Staubli's advice: Start charging the net.
It was a turning point; Federer won in four sets. That's right, a banker helped save Federer that day. In fact, Staubli's been supporting Federer as a friend and informal advisor for the last four years.
Staubli, 37, met 14-year-old Federer in 1995. Back then, Staubli, who played at a club in Basel, was one of the best players in Switzerland, he says. "Roger wanted to watch the elders play," Staubli says. "It was interesting for him to see good-level tennis."
Who was better? "We never had an official match, but in practice I was much better than him," says Staubli, who had no plans to travel to Australia this year, where Federer lost in the semifinals. "But two years later, he was already better."

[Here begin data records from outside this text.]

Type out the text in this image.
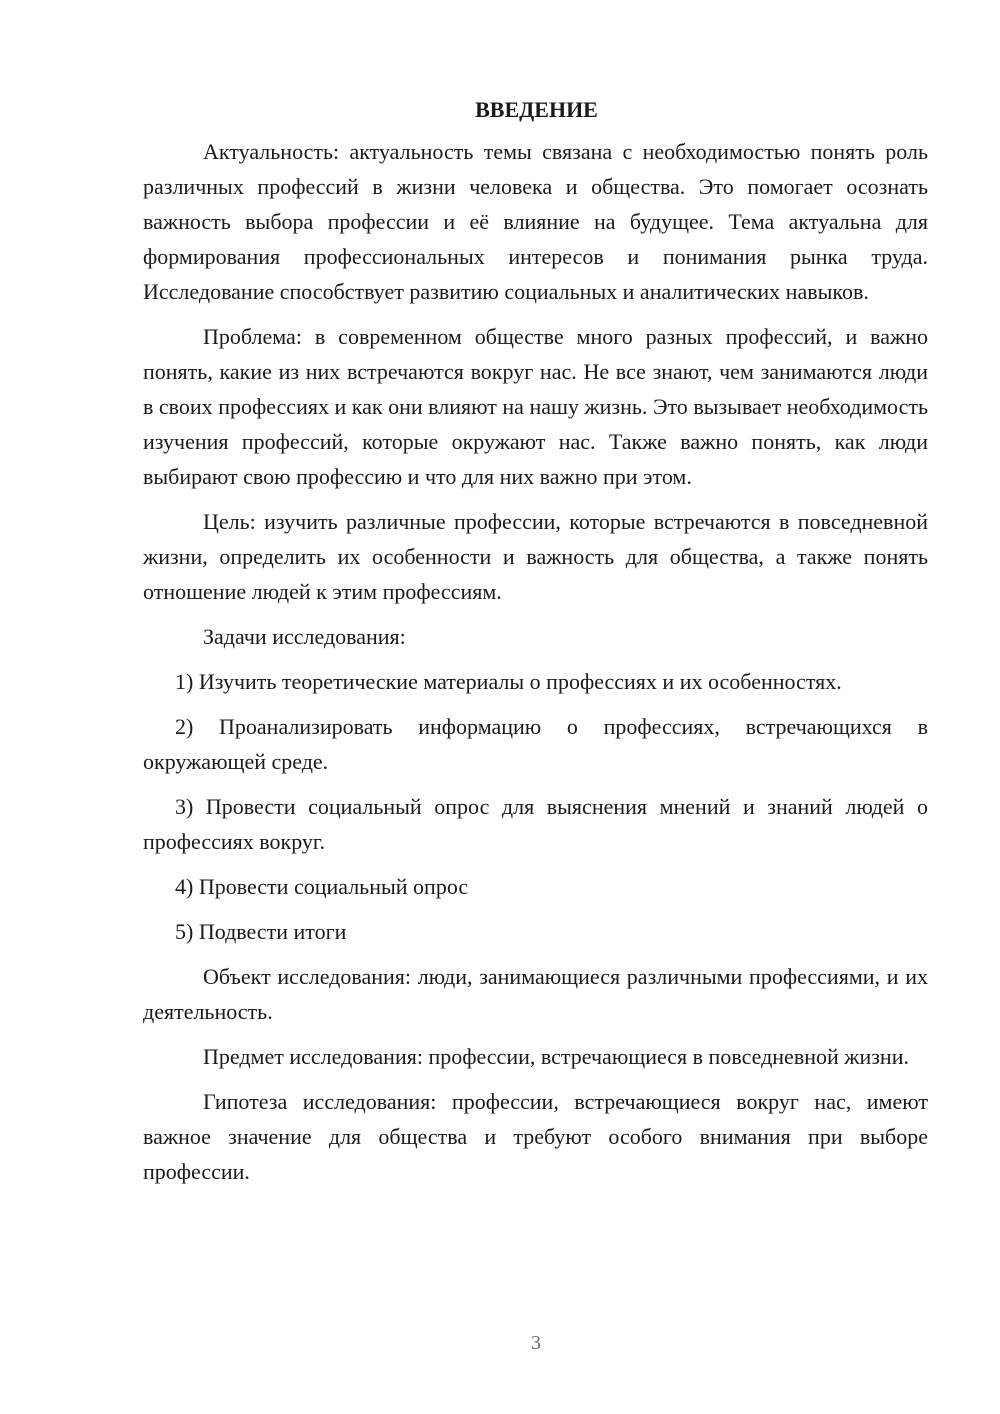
ВВЕДЕНИЕ

Актуальность: актуальность темы связана с необходимостью понять роль различных профессий в жизни человека и общества. Это помогает осознать важность выбора профессии и её влияние на будущее. Тема актуальна для формирования профессиональных интересов и понимания рынка труда. Исследование способствует развитию социальных и аналитических навыков.

Проблема: в современном обществе много разных профессий, и важно понять, какие из них встречаются вокруг нас. Не все знают, чем занимаются люди в своих профессиях и как они влияют на нашу жизнь. Это вызывает необходимость изучения профессий, которые окружают нас. Также важно понять, как люди выбирают свою профессию и что для них важно при этом.

Цель: изучить различные профессии, которые встречаются в повседневной жизни, определить их особенности и важность для общества, а также понять отношение людей к этим профессиям.

Задачи исследования:

1) Изучить теоретические материалы о профессиях и их особенностях.

2) Проанализировать информацию о профессиях, встречающихся в окружающей среде.

3) Провести социальный опрос для выяснения мнений и знаний людей о профессиях вокруг.

4) Провести социальный опрос

5) Подвести итоги

Объект исследования: люди, занимающиеся различными профессиями, и их деятельность.

Предмет исследования: профессии, встречающиеся в повседневной жизни.

Гипотеза исследования: профессии, встречающиеся вокруг нас, имеют важное значение для общества и требуют особого внимания при выборе профессии.

3
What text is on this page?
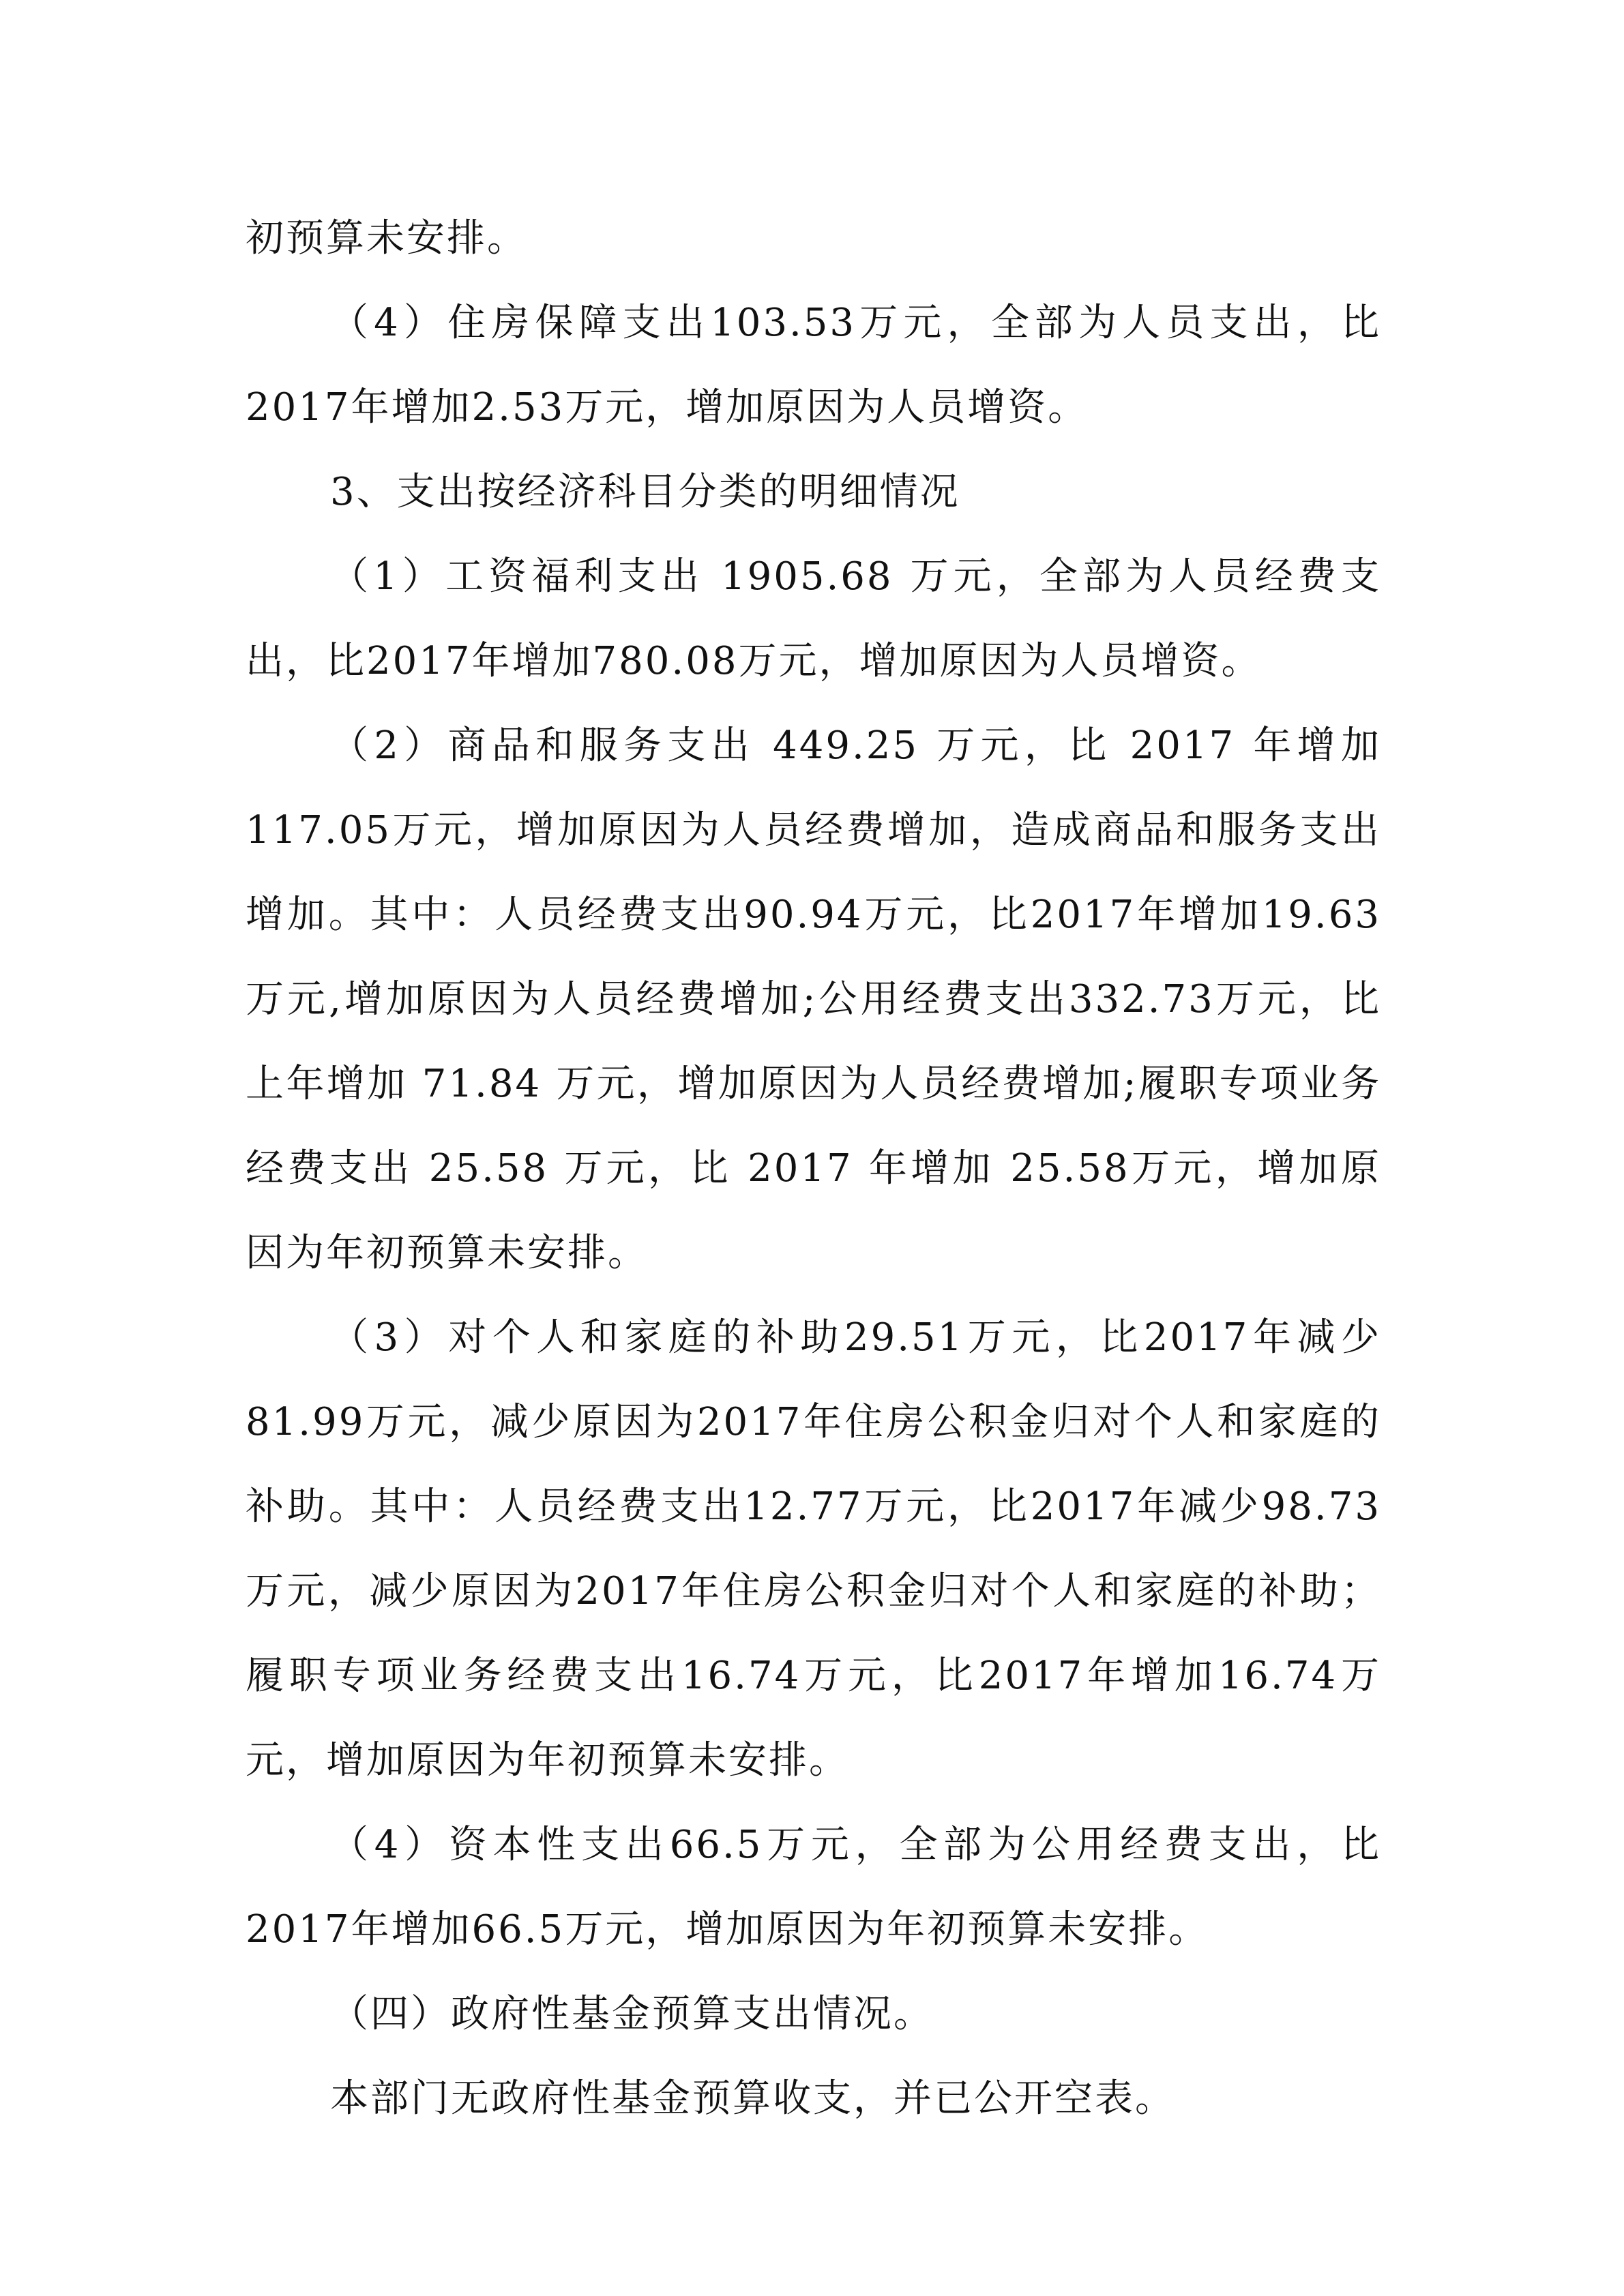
初预算未安排。

（4）住房保障支出103.53万元，全部为人员支出，比2017年增加2.53万元，增加原因为人员增资。

3、支出按经济科目分类的明细情况

（1）工资福利支出 1905.68 万元，全部为人员经费支出，比2017年增加780.08万元，增加原因为人员增资。

（2）商品和服务支出 449.25 万元，比 2017 年增加117.05万元，增加原因为人员经费增加，造成商品和服务支出增加。其中：人员经费支出90.94万元，比2017年增加19.63万元,增加原因为人员经费增加;公用经费支出332.73万元，比上年增加 71.84 万元，增加原因为人员经费增加;履职专项业务经费支出 25.58 万元，比 2017 年增加 25.58万元，增加原因为年初预算未安排。

（3）对个人和家庭的补助29.51万元，比2017年减少81.99万元，减少原因为2017年住房公积金归对个人和家庭的补助。其中：人员经费支出12.77万元，比2017年减少98.73万元，减少原因为2017年住房公积金归对个人和家庭的补助；履职专项业务经费支出16.74万元，比2017年增加16.74万元，增加原因为年初预算未安排。

（4）资本性支出66.5万元，全部为公用经费支出，比2017年增加66.5万元，增加原因为年初预算未安排。

（四）政府性基金预算支出情况。

本部门无政府性基金预算收支，并已公开空表。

Fast-forward to the end of 2003: Federer was about to part ways with his coach, Peter Lundgren, but was concerned about traveling to the 2004 Australian Open without an adviser. He gave Staubli a call. "We were close, even back then, and Roger was just 22, not as mature as he is now," Staubli says. "He knew I was a good player, [and that I] knew the game."
Staubli ended up traveling to 10 events that year and watching Federer win three Slams. While he wasn't paid for his efforts, Staubli says, "It was an unbelievable collaboration the most amazing experience."
Federer hired Tony Roche as a part-time advisor in 2005 but has again been coachless since the two split last May.
Staubli has curtailed his travel, but he gets time off to attend big events, such as Miami and the U.S. Open. At tournaments, Staubli and Federer discuss his opponents.
"It helps for him to talk things through," says Staubli, who also attends many of Federer's weekend matches in Europe.
"Reto is a great friend," Federer says, "and has been extremely helpful to me during the most difficult times in my career."
While not much rattles Federer, Staubli says that his buddy was clearly nervous before last year's Wimbledon final. He also says that Federer could have a second career as a coach.
"He knows all about the players, why certain grips and techniques might be wrong, all the strategies," Staubli says. "He could be an unbelievable coach."
Federer, a better coach than player? That's a scary thought.